Ketiganya masuk sungai. Tubuh mereka limbung pontang-panting terbawa arus sungai. Hara nyaris tewas, manakala sebuah dorongan kuat dari Gobed berhasil mendorongnya kepinggir. Dengan sisa tenaga, Gobe mendorong tubuh Hara dan Gorim yang sudah lemas. Sementara tubuh Gobed timbul tenggelam. “Sudah waktunya,” ucap Gobed.

“Apa yang kau katakan, cepatlah naik,” bisik Hara lemah.

Gorim nyaris tak bergerak, hanya nafasnya yang menandakan ada kehidupan.

“Titip Gorim ya, nanti malam ia harus minum obat, ia sering lupa. Itu wasiat ibunya. Aku pergi dulu,” ucap Gobed. Tubuhnya mengejan dan mengeluarkan aroma bawang. Ia sekarat. Tubuhnya hanyut terbawa sungai kecil yang berarus deras.

“Gobed...!!! teriak Hara. Tubuh air yang deras menelan tubuh Gobed. Hara ambruk, pandangannya kosong, dan ia tertidur lelap. Daun talas yang besar menahan mereka dari tenggelam.

“Itu mereka tuan,” ucap salah satu pengawal Coran.

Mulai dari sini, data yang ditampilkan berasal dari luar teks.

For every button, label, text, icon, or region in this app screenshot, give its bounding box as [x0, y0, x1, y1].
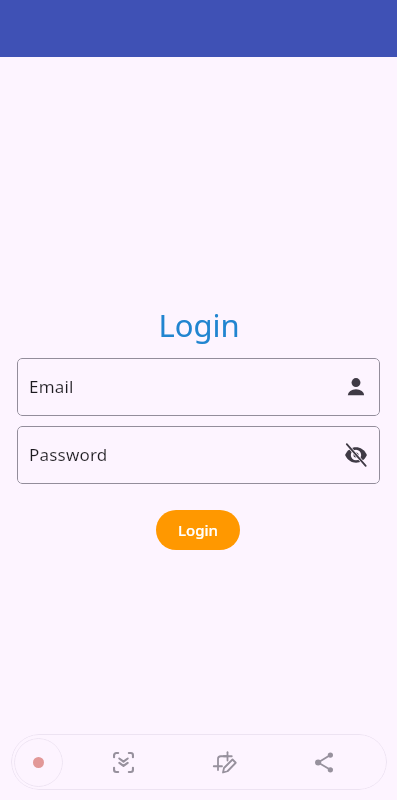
- button[interactable]: Email: [17, 358, 380, 416]
- other: Toggle password visibility: [344, 443, 368, 467]
- button[interactable]: Password: [17, 426, 380, 484]
- staticText: Login: [158, 304, 240, 346]
- staticText: Login: [178, 520, 218, 540]
- button[interactable]: Scan: [99, 738, 147, 786]
- button[interactable]: Record: [14, 738, 63, 787]
- button[interactable]: Login: [156, 510, 240, 550]
- button[interactable]: Share: [299, 738, 347, 786]
- button[interactable]: Crop and edit: [200, 738, 248, 786]
- other: Person: [344, 375, 368, 399]
- staticText: Password: [29, 443, 108, 466]
- staticText: Email: [29, 375, 74, 398]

“Cepat lepaskan jaring!” perintah Coran.

“Siap tuan!”

Jaring diturunkan tepat sebelum mereka hanyut ke sungai yang lebih besar. Hara dan Gorim terbangun.

“Kita selamat Hara,” kata Gorim lemah.

Hara mengangguk lemas.

“Aku kehilangan dua temanku Paman, mereka anak-anak yang hebat.”

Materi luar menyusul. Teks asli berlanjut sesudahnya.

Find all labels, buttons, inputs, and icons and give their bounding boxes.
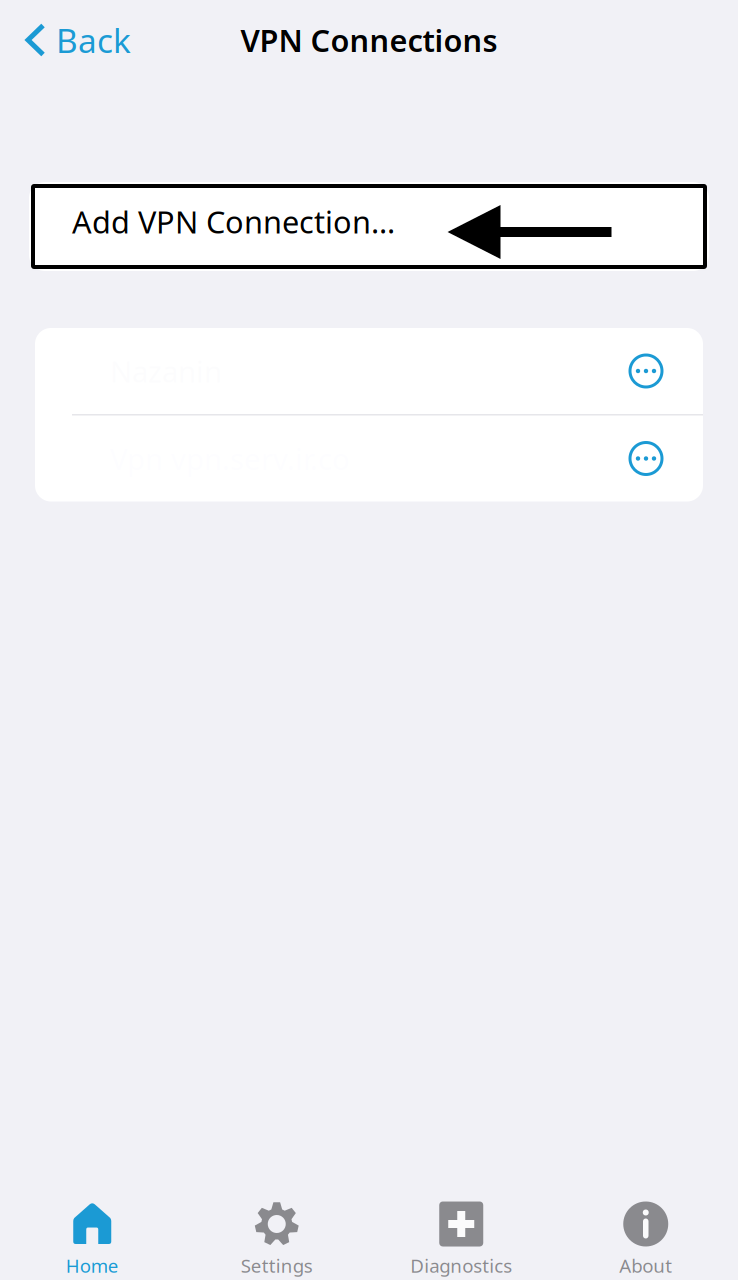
staticText: VPN Connections xyxy=(240,20,498,60)
button[interactable]: Vpn vpn.serv.ir.co xyxy=(35,416,703,502)
staticText: Diagnostics xyxy=(410,1253,512,1278)
staticText: Back xyxy=(56,18,131,62)
button[interactable]: Add VPN Connection... xyxy=(31,184,707,269)
button[interactable]: More options for Nazanin xyxy=(622,347,670,395)
button[interactable]: Home xyxy=(0,1186,184,1280)
button[interactable]: More options for Vpn vpn.serv.ir.co xyxy=(622,434,670,482)
staticText: Add VPN Connection... xyxy=(72,201,395,242)
button[interactable]: Back xyxy=(0,0,147,80)
button[interactable]: Diagnostics xyxy=(369,1186,554,1280)
staticText: Home xyxy=(66,1253,119,1278)
button[interactable]: Settings xyxy=(184,1186,369,1280)
button[interactable]: About xyxy=(554,1186,738,1280)
button[interactable]: Nazanin xyxy=(35,328,703,414)
staticText: Settings xyxy=(241,1253,313,1278)
staticText: About xyxy=(619,1253,672,1278)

“Kita semua akan betemu mereka nanti? Ucap Coran menenangkan.

Gorim datang memakai baju hangat. Wajahnya lebih segar. Ia bergabung besama Hara dan Coran

“Sebenarnya apa yang terjadi dengan tempat tinggal kalian,” tanya Coran.

“Manusia tiap hari membuang limbah ke dalam tanah, banyak teman-teman kami tewas, dan tumbuh tidak sempurna. Kami berniat pindah mencari tempat tinggal baru,” jawab Hara.

“Setalah kalian pulih. Kembalilah bersama pasukanku. Jemput Ibumu dan seluruh penduduknya. Kita akan cari tempat yang lebih aman,” tutur Coran.

“Kemana Paman?”

“Kampung halaman Ibumu, Istana Cacing.”